I Vitelloni follows the lives of five young vitelloni, or layabouts, and when the film opens the tourist season has come to an end with the choosing of the summer’s Miss Sirene. It begins with the end of summer, the “vitelloni” introduced in a long, narrated tracking-shot (clearly the inspiration for a similar scene in Goodfellas, and much emulated since.) In the ensuing excitement of the locals who predict great things for the newly crowned Miss Sirene, Fellini uses her innocence and trustful nature to show how the stifling provincialism has already claimed one victim. She (Leonora Ruffo) is the sister of one of the ‘vitelloni’. Moraldo has none of the qualities that make Fausto seem the undisputed leader of the group. As the film progresses we see the characters change their positions. Fausto’s supposedly leadership is shallow as he is unable to raise to the demands made on him. He is the first to leave for Rome but he comes back without being able to succeed there. While Sandra adores her husband and is blissfully unaware of his philandering nature. A telling scene in the cinema hall reveals to the viewer what she does not see. At the end of the episode we see her afraid and she may not have caught him out but she knows he has already gone astray. Far more serious is the way Fausto loses his secure job. He is able to lull his wife and his friend into believing a lie but we know that he would put his marriage into jeopardy sooner or later. Fausto has fallen from his position of adoration to one who is need of correction. Here we see Sandra and Moraldo show much more mettle in facing upto the reality. Shedding her starry eyed admiration for a feckless husband she is able to transform her credulity into a resolute strength. In the end she is able to make Fausto toe the line and behave responsibly. Meanwhile the would-be playwright Leopoldo (Leopoldo Trieste) continues to work on plays that are unplayable and Alberto (Alberto Sordi) who has taken on himself to keep the family honor in tact is helpless to stop his sister, Olga (Claude Farell), from eloping with her lover. Ultimately Moraldo breaks free from his self-imposed paralysis and moves on, leading to one of the most poignant farewell sequences in film history.

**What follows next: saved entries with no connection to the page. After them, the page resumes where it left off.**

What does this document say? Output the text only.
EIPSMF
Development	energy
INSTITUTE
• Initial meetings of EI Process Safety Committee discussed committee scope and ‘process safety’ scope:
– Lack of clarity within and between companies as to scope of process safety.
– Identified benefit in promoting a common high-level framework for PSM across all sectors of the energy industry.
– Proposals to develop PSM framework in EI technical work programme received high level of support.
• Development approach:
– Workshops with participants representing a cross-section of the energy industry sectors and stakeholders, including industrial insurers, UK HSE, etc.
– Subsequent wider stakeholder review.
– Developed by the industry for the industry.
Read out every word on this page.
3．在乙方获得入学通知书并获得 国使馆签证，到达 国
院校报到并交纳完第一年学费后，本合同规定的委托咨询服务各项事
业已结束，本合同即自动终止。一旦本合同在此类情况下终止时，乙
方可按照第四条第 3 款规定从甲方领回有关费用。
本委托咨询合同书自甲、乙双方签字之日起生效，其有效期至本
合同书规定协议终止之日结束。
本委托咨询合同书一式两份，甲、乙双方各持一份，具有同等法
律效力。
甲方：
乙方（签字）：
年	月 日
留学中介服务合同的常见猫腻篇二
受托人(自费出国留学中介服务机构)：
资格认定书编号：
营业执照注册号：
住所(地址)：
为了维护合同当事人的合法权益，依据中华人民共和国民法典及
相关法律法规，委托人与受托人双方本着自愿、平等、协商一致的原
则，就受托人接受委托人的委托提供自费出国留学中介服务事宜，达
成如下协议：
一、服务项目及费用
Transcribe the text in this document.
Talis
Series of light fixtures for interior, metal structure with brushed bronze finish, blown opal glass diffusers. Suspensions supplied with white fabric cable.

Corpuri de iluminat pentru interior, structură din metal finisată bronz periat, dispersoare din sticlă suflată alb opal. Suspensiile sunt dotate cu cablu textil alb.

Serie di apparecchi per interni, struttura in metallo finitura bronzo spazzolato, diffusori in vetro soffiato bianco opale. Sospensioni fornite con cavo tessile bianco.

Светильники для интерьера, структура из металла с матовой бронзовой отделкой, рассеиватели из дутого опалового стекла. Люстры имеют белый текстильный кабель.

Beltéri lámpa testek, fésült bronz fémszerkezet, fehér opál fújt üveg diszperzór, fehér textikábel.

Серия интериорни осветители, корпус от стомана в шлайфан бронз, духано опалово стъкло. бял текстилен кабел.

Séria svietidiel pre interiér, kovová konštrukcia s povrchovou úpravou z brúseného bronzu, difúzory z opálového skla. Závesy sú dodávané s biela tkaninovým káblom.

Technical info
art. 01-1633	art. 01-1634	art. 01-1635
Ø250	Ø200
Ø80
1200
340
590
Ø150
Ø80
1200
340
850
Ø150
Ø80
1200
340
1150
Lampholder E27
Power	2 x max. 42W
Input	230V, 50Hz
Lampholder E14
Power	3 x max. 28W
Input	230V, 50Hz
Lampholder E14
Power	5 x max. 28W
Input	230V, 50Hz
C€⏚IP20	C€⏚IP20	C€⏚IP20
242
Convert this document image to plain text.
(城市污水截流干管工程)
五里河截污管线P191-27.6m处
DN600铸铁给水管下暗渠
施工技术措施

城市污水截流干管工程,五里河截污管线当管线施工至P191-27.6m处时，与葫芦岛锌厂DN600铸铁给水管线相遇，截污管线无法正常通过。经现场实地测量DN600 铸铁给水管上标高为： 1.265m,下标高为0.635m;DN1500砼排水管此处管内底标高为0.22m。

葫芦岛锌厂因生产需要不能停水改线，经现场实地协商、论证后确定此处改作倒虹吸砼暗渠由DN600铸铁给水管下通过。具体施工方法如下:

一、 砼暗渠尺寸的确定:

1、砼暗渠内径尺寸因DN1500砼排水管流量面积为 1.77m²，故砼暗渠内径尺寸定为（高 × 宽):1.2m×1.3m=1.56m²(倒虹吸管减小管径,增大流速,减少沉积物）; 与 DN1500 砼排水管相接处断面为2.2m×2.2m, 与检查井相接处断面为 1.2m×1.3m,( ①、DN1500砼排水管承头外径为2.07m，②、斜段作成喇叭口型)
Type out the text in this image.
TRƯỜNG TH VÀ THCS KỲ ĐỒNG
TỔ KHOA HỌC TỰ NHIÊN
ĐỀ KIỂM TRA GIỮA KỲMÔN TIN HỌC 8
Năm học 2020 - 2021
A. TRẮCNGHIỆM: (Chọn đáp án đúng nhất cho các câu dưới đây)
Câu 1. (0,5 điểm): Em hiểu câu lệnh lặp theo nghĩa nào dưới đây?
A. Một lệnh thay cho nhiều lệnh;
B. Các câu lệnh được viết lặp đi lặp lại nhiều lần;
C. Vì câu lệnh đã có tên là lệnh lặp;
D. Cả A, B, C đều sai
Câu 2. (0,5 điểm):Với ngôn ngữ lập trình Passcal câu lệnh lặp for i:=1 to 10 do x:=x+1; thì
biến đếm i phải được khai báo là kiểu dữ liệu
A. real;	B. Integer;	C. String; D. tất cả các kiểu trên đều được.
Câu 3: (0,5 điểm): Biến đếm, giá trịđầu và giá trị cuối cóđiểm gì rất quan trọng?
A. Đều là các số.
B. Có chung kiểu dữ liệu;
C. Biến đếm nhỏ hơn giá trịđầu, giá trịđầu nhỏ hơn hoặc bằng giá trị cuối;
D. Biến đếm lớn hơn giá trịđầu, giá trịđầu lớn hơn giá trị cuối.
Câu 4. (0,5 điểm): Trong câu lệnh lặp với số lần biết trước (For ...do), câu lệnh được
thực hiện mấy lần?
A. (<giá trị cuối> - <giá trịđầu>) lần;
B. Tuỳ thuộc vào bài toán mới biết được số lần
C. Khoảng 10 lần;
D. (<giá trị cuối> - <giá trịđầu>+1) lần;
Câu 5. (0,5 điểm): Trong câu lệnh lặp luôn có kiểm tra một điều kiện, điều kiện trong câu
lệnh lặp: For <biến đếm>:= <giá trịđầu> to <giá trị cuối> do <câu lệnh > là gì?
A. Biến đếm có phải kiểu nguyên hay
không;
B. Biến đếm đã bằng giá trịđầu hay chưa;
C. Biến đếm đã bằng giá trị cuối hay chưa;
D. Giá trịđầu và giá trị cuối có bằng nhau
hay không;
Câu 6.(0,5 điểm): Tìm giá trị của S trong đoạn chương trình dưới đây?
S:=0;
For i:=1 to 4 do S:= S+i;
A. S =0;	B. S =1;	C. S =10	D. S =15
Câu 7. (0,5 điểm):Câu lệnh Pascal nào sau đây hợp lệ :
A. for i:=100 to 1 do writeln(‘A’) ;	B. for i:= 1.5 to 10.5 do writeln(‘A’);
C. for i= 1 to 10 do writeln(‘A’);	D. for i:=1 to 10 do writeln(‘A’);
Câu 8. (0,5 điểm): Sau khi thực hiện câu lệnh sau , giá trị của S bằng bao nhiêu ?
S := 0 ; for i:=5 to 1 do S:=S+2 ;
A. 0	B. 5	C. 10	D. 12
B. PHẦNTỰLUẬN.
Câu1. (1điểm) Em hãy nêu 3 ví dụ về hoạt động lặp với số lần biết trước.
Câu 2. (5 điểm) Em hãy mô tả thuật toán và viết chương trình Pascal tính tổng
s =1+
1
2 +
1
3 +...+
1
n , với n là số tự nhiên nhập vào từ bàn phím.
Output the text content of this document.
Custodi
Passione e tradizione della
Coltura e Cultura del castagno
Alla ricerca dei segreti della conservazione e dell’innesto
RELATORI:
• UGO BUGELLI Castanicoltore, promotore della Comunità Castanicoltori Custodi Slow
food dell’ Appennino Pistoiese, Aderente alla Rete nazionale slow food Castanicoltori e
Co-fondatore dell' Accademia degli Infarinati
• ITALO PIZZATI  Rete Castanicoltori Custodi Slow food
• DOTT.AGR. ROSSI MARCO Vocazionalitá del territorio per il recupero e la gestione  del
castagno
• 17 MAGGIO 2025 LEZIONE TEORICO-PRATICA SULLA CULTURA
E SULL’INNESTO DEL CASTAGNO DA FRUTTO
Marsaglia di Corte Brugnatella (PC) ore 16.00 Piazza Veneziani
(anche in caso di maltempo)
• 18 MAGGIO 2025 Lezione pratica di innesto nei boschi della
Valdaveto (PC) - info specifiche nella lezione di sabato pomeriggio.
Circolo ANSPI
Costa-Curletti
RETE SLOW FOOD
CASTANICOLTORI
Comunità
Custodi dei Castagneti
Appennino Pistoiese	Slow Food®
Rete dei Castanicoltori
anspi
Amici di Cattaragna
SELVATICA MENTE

I Vitelloni was a hit in Italy upon its release, and it established his reputation as a filmmaker of world class. By the way the title became a part of Italian vernacular.
Fellini’s alter ego Moraldo we shall see in La Dolce Vita where he is of course called Marcello Rubini. I Vitelloni includes some of his most subtle filmmaking and most personal material. Loosely structured and oddly narrated, I Vitelloni is also an insightful and accurate representation of Italy in the immediate postwar period, full of references to the massive social changes underway. Fifty years after its release it is seen as a seminal film in Italian cinema.
American Graffiti (1973, George Lucas)
Mean Streets (1973, Martin Scorsese)
We All Loved Each Other So Much (1975, Ettore Scola)
Basilischi (1963, Lina Wertmüller)
Amici Miei (1975, Mario Monicelli)
The Last Kiss (2001, Gabriele Muccino)
Y Tu Mamá También (2001, Alfonso Cuarón)
After Freedom (2002, Vahe Babaian)
25 Watts (2001, Juan Pablo Rebella, Pablo Stoll)
Movies with the Same Personnel
Ginger and Fred (1986, Federico Fellini)
The White Sheik (1952, Federico Fellini)
Intervista (1987, Federico Fellini)
La Dolce Vita (1960, Federico Fellini)
Fellini’s Roma (1972, Federico Fellini)
Nights of Cabiria (1957, Federico Fellini)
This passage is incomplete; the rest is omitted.